History

Griffith Taylor

Sir Edgeworth David, the eminent geologist, believed that geography was the “best guide to nation-planning.”  That was why Associate Professor Thomas Griffith Taylor determined to establish a geographical society.  The desirability of founding such a Society in New South Wales was proposed by Taylor during a public lecture at the Royal Colonial Institute in Sydney on 26 April 1927.  The first meeting of the new Society was held that year on 10 August, with Taylor elected as its inaugural President.  After an acclaimed career in the United States and Canada, Taylor returned to Australia in retirement and again became president of the Society, from 1956-59.

In 1928, the Society launched the first issue of its journal, The Australian Geographer.  Its first editors were Dorothy R. Taylor (Griff’s sister) and David G. Stead (President of the Naturalists’ Society of New South Wales).  The Geographer has now filled forty-two volumes, and ranks alongside the most eminent geographical research journals in the world.  Its subscribers include 1,487 research institutions and it is accessed online by another 7,087 libraries worldwide.  Full-text downloads of its articles rose from 11,601 in 2005 to 40,425 in 2010. The Society’s other publications include its Research Papers (dating from 1963), its quarterly Newsletter (from 1981, with Donald S. Biddle, AM, as its editor for twenty years), and several books.

From 1931 until 1977, the Society’s office was in Science House on Gloucester Street, in downtown Sydney.  That was where evening lectures were held on the second Tuesday of each month, until Science House was resumed by the penurious State Government, which then evicted the scientific-institutional tenants.

The Society’s program has ramified into mounting conferences and publishing their proceedings. Many have concerned environmental management and urban issues.

Since 1997, the Geographical Society has hosted an annual conference where Fourth Year Honours Students from universities in New South Wales and the Australian Capital Territory present the findings of their research theses.  The Jim Rose Geography Award goes to the best presentation. It is named after a former president of the Society who was foundation Professor of Geography at Macquarie University.  The Society sponsored its first conference expressly for post-graduate students in 2007.

Field excursions have been conducted regularly throughout the Society’s history.  Popular destinations included the Hawkesbury River, Long Reef, and the Kurnell peninsula.  Since the 1960s, the Society has sponsored and led 75 study tours of many overseas countries.  Since 1988, no fewer than fifty-two of these study tours have been led by Colin Sale, to virtually every corner of the globe.  In just the past two years, Colin’s tours have studied Eastern Canada and New England, countries of the Mekong River, South America, and the Indian Ocean islands of Reunion, Mauritius, and Madagascar.
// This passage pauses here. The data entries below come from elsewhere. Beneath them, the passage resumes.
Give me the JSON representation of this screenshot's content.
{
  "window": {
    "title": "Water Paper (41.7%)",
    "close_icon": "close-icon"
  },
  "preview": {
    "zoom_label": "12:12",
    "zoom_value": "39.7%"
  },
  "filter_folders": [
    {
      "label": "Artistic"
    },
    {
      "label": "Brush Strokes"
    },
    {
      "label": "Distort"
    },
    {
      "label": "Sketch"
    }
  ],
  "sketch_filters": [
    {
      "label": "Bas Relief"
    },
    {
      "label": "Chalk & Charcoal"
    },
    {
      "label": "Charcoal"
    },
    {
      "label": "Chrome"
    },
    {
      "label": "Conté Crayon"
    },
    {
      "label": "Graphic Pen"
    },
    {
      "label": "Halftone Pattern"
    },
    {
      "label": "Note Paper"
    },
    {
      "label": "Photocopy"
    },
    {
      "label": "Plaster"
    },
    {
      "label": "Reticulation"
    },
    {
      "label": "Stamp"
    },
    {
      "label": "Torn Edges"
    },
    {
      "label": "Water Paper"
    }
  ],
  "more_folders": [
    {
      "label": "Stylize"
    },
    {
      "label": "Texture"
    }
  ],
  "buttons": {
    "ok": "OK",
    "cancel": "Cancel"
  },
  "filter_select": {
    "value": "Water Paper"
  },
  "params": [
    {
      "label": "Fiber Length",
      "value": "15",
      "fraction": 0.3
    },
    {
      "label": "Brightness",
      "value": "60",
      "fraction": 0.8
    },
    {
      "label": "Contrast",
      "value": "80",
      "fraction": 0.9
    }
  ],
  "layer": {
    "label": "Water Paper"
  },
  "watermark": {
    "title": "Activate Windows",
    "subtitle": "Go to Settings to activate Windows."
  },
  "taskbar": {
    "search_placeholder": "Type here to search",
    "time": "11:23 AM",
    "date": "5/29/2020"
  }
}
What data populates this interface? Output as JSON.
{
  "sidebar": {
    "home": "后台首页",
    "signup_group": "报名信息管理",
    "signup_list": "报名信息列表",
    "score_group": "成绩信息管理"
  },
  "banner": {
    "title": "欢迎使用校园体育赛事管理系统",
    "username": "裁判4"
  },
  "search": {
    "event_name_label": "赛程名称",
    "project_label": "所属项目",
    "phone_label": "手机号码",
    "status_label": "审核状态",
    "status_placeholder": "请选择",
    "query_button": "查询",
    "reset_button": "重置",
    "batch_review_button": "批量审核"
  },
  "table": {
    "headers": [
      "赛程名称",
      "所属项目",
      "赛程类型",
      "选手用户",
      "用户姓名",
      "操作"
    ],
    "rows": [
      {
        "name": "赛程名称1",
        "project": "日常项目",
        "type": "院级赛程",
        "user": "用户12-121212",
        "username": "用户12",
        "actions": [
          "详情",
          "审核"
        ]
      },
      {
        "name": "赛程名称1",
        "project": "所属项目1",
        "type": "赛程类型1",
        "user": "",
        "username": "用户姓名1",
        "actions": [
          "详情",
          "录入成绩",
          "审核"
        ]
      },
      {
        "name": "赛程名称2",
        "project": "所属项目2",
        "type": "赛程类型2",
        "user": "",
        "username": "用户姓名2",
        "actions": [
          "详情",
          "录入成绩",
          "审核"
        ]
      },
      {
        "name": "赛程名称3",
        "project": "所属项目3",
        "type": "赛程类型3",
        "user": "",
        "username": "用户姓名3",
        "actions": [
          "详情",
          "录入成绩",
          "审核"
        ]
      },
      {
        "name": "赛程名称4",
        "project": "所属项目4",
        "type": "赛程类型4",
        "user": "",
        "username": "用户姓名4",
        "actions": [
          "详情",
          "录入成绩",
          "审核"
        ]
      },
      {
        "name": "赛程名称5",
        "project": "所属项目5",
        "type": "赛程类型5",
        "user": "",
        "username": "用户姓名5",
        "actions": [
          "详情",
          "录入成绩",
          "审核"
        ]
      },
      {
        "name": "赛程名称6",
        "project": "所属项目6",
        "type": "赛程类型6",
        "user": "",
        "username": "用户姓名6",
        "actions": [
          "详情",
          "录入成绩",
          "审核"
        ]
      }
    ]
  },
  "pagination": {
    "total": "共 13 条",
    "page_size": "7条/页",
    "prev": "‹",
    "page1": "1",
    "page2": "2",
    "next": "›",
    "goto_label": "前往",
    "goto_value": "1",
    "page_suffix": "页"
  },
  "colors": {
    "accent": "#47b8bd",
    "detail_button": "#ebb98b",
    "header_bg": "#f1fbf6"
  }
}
Participants in these study tours encouraged the Society to establish its convivial Geography Travellers Club.  Since 1988, the Club has met on Sunday afternoons at St.Ignatius College (Riverview).

As part of its outreach, the Society has sent delegates to the National Committee for Geography at the National Academy of Science in Canberra since 1995.  It has been represented on the Geographical Names Board of New South Wales since its establishment in 1966.  The Society’s first representative was Marcel Aurousseau, M.C., who had been the executive officer of the Permanent Committee on Geographical Names in London, and served as the Society’s president in 1959-61.

The State Governor of New South Wales has always been the Society’s Patron, from Lord Gowrie in 1935 to Professor Marie Bashir since 2005.

To recognise the achievements of its members, the Society established the Macdonald Holmes Memorial Medal in 1977, honouring by name the only Professor of Geography to be appointed in Australia between 1929 and 1949.  The medal is co-sponsored by the Geography Teachers Association of New South Wales, from which half the winners have been drawn.  The Society has also awarded its Fellowship biennially since 1969.  Prizes to university undergraduates have been awarded by the Society since 1943, at which time only the University of Sydney offered a degree in geography.  Over 250 second year students from nine institutions of higher education have now received the Society’s annual prizes.